C’est encore l’un des points saillants que le forum académique des labomaths s’est attaché à explorer. Le forum a voulu souligner la nécessité d’appréhender l’activité du laboratoire par le contenu, la démarche et les apprentissages mathématiques développés en son sein par les professeurs et en direction des élèves. Cette perspective peut encore se formuler de manière analogue et plus générale par un intérêt et une réflexion portée sur la nature des mathématiques qui sont développées et produites au sein des laboratoires dans toute la variété de leurs typologies, de leur implantation géographique, de leur taille, de leurs thématiques de travail ou encore leur niveau de maturité.

Ainsi les contours et les enjeux de la notion de « mathématiques de laboratoire » ont-ils été définis par :

  • Une dimension exploratoire, qui traverse les champs disciplinaire, didactique, et pédagogique. Le déploiement des expérimentations par les élèves, notamment au travers d’approches manipulatoires et sensibles des objets mathématiques, émane d’une démarche de réflexion des enseignants, soutenue par de la production et de la mutualisation de ressources ;
  • Un terrain d’actions de recherche et de formation qui embrasse dans une même dynamique le domaine professionnel de l’enseignant et l’activité des élèves en classe, à travers les objets, supports et pratiques d’apprentissage ;
  • Une possible approche par thématique transversale. En effet, les enjeux portés par les mathématiques de laboratoires dépassent le seul champ disciplinaire pour nourrir la réflexion et faire évoluer les pratiques au service de priorités transversales telles que :
    • La maîtrise des fondamentaux ;
    • L’inclusion ;
    • L’excellence ;
    • L’égalité filles-garçons ;
    • La culture numérique…

Le plus bel exemple de ces mathématiques de laboratoires a sans doute été offert par Stéphane Mallat3, intervenant depuis New-York, pour présenter le programme MathAData dédié à l’enseignement des mathématiques en lien avec l’analyse de données et l’intelligence artificielle et le partenariat de co-développement autour de ce programme à l’œuvre entre l’école normale supérieure et le collège de France d’une part et l’académie de Lille d’autre part.

L’approche proposée ouvre les portes d’une mobilisation progressive de laboratoires de mathématiques de lycée lillois autour d’approches innovantes de l’enseignement des mathématiques en lien avec les métiers d’aujourd’hui et de demain et la place essentielle qu’y jouent les mathématiques.

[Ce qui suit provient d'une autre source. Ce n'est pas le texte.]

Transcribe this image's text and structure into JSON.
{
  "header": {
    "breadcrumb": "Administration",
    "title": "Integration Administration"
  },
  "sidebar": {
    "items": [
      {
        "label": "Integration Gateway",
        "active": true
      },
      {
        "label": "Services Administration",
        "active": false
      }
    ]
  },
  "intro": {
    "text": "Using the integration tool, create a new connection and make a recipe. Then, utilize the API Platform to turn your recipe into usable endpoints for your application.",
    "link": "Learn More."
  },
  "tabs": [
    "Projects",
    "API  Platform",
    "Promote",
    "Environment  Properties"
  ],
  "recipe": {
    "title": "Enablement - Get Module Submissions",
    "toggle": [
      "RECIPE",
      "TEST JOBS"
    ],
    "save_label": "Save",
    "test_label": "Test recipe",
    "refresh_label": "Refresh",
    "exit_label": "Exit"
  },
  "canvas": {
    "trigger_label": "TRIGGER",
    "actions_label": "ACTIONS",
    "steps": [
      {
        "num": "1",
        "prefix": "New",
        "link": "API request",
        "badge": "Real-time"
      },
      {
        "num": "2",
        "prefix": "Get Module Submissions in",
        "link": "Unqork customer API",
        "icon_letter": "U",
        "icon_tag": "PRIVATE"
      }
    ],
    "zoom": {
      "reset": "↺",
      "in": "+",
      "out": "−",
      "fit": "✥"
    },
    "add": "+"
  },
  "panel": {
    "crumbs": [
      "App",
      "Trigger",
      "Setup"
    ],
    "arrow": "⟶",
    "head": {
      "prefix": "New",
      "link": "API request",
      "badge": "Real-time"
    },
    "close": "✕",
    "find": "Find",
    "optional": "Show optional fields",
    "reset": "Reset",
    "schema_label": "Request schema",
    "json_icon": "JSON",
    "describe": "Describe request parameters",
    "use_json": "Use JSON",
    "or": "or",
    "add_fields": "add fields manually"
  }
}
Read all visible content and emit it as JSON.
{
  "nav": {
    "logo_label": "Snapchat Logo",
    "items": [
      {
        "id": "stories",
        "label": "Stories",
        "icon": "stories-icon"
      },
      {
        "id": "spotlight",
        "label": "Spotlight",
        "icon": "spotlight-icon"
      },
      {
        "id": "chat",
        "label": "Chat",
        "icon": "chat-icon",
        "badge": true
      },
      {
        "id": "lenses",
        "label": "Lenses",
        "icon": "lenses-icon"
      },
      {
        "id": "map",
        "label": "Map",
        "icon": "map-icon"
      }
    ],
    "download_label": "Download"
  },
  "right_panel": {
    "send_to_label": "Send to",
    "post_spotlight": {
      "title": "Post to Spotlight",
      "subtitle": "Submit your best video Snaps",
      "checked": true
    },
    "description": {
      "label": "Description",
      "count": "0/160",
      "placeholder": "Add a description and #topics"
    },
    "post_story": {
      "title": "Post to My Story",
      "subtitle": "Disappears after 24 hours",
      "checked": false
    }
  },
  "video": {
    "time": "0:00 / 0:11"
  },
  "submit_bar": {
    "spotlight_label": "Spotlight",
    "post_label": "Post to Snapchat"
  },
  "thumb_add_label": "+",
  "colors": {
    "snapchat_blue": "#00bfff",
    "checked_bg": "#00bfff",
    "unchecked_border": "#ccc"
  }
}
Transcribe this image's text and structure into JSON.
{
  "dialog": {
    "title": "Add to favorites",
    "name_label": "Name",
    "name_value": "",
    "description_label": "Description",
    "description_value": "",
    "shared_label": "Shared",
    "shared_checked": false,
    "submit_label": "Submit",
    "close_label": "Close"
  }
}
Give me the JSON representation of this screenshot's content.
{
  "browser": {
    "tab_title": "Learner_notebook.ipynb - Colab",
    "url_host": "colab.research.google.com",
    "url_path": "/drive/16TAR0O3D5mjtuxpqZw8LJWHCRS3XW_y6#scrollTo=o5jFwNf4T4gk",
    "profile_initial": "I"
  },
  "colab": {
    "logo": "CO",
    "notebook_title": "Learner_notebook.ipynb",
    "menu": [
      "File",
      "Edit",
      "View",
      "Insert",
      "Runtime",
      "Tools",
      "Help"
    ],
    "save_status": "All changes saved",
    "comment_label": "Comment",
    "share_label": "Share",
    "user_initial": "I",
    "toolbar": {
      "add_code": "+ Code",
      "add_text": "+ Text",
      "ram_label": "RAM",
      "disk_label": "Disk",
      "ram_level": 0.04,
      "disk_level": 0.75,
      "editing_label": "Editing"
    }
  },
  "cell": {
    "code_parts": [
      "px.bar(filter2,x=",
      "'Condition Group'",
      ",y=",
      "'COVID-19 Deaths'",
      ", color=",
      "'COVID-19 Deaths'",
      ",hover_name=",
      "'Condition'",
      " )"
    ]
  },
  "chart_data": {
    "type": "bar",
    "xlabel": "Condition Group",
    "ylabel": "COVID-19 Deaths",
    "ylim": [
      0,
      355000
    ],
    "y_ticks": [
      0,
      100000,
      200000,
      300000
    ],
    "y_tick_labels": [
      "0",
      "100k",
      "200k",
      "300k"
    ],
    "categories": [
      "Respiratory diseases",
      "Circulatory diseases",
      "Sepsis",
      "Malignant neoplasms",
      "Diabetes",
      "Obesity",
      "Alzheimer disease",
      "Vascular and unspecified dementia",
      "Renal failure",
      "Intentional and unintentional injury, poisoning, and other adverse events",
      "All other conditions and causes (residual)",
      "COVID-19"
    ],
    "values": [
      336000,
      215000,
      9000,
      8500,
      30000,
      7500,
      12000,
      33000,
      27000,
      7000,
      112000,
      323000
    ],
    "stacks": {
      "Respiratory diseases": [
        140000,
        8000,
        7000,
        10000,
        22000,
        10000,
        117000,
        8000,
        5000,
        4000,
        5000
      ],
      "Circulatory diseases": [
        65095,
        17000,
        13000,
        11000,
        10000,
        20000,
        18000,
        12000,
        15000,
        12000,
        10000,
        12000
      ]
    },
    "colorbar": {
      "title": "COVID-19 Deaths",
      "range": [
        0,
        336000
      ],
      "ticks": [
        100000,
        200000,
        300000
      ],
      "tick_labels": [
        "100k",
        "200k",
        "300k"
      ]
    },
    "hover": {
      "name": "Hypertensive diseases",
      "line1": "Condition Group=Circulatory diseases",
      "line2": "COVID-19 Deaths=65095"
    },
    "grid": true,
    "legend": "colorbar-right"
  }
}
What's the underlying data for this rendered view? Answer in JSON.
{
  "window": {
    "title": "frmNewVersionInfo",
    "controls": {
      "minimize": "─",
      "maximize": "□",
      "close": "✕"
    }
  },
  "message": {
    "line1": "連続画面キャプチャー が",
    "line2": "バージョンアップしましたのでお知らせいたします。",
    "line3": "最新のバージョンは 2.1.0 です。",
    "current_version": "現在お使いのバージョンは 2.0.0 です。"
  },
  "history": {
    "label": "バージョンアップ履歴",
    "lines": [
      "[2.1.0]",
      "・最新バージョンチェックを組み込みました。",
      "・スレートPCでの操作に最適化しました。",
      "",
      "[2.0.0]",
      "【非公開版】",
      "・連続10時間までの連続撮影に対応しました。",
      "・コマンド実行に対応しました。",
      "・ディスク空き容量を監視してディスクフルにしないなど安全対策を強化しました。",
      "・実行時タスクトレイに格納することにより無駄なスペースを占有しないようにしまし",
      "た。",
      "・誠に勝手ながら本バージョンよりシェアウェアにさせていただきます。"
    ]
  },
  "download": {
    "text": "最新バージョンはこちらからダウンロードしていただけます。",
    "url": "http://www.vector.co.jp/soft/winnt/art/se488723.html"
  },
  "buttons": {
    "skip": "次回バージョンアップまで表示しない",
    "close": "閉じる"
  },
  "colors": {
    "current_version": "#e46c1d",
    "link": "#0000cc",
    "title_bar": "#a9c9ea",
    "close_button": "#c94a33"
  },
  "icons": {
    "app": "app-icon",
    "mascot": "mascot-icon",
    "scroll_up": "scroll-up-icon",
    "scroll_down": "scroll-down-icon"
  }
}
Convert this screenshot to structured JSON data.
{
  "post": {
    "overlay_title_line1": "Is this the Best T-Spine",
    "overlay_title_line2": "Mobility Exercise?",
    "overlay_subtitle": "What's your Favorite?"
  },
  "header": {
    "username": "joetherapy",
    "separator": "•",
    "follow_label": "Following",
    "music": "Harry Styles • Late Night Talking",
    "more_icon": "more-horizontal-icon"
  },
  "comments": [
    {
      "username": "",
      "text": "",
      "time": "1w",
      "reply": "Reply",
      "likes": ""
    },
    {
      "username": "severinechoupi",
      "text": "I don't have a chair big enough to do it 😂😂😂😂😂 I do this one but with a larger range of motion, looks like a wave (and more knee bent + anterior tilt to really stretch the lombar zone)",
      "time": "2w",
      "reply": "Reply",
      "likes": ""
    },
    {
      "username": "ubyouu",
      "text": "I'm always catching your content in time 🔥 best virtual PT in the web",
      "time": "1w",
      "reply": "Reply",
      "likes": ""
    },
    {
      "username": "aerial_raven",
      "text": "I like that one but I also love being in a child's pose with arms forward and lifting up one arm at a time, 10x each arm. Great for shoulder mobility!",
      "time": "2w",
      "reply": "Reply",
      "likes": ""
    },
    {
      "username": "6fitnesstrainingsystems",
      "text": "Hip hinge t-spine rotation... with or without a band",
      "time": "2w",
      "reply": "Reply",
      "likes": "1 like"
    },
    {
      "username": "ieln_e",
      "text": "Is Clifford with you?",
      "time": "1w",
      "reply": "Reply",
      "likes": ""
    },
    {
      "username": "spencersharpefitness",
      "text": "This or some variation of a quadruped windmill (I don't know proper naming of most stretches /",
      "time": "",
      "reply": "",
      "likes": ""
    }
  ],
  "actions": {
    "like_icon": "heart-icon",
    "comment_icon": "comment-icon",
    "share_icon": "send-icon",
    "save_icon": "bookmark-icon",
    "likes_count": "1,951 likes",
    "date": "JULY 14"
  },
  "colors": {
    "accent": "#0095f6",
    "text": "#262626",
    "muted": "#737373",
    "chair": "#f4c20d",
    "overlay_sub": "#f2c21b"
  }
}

Cette démarche d’excellence s’inscrit également dans le continuum Bac-3/Bac+3, au profit de l’ambition et de la réussite de toutes et tous les élèves et de leur future insertion professionnelle. Elle permet par ailleurs d’établir un modèle de développement professionnel des enseignants de mathématiques en s’appuyant sur la science des données et l’intelligence artificielle mais aussi le développement de nouvelles compétences et connaissances des élèves autour de ces deux champs en lien avec les enjeux technologiques, sociétaux, économiques et professionnels d’aujourd’hui et de demain.

Cette expérimentation et le co-développement de ressources fondés sur les expertises scientifique et pédagogique respectives de chercheurs et d’enseignants prend dans une première phase appui sur 4 établissements lillois, dont 3 hébergeant un laboratoire de mathématiques. Ces travaux et leurs perspectives feront l’objet d’un prochain article sur CultureMath.